In mild cases, no treatment is necessary. Generally, kennel cough is self-limiting and will run its course within 7-14 days, as long as your pet is active, eating and drinking with just an isolated cough. In more severe cases or in pets that are immunocompromised (young puppies or elderly pets), antibiotics may be prescribed to prevent secondary, more complicated infections such as pneumonia. Cough suppressants, either over-the-counter or prescribed, can help with the discomfort of coughing. If at any time your pets becomes listless, does not want to eat, is lethargic, has difficulty breathing or develops severe green discharge, have your pet examined by your veterinarian immediately.

How Do I Prevent My Dog From Getting Kennel Cough?

There are vaccinations to protect your pet from kennel cough. They are available in an injectable, intra-nasal and oral form. Although these vaccinations are not 100% effective in preventing all strands of kennel cough infection, they provide good protection and decrease the severity of clinical signs if your pet were to become infected. I advise all my pet parents to have their pet vaccinated for kennel cough.

A strong immune system will also help your pet be less susceptible to illnesses like kennel cough. To give your pet a boost in immunity, try Zesty Paws Allergy Immune Bites. Remember that your pet can become infected with kennel cough by just simply walking around the block. Speak with your veterinarian regarding what is best for your pet.

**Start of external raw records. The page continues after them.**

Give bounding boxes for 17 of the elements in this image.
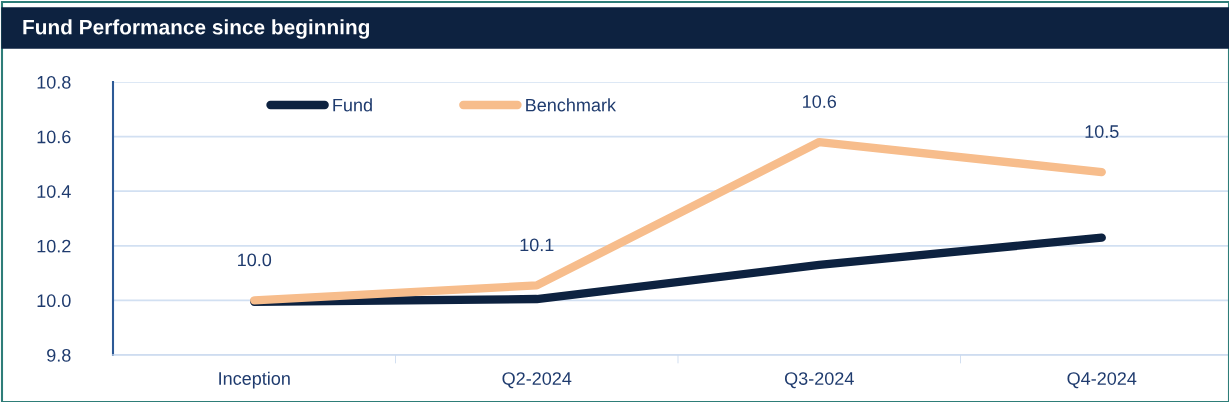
legend-label: Fund [333,98,372,112]
data-label: 10.0 [238,253,272,267]
legend-label: Benchmark [526,98,617,112]
data-label: 10.5 [1085,125,1119,138]
x-tick-label: Inception [219,371,290,389]
data-label: 10.6 [803,95,837,108]
y-tick-label: 10.0 [37,294,71,308]
y-tick-label: 10.6 [37,130,71,144]
x-tick-label: Q4-2024 [1067,372,1137,389]
y-tick-label: 10.2 [37,239,71,253]
chart-title: Fund Performance since beginning [23,19,370,39]
y-tick-label: 10.4 [37,185,71,198]
data-label: 10.1 [520,238,554,252]
x-tick-label: Q2-2024 [502,372,572,389]
y-tick-label: 10.8 [37,75,71,89]
x-tick-label: Q3-2024 [784,372,854,389]
y-tick-label: 9.8 [47,348,71,362]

I hope this article helps all my pet parents out there to be more aware of kennel cough, the clinical signs to look for, and how we can protect our pets. Use caution when bringing your pets to areas with many dogs, and make sure your pet is protected with the Bordetella vaccination. My goal is to always keep our pets safe and healthy. If you have any questions or concerns, you should always visit or call your veterinarian. They are your best resource to ensure the health and well-being of your pets.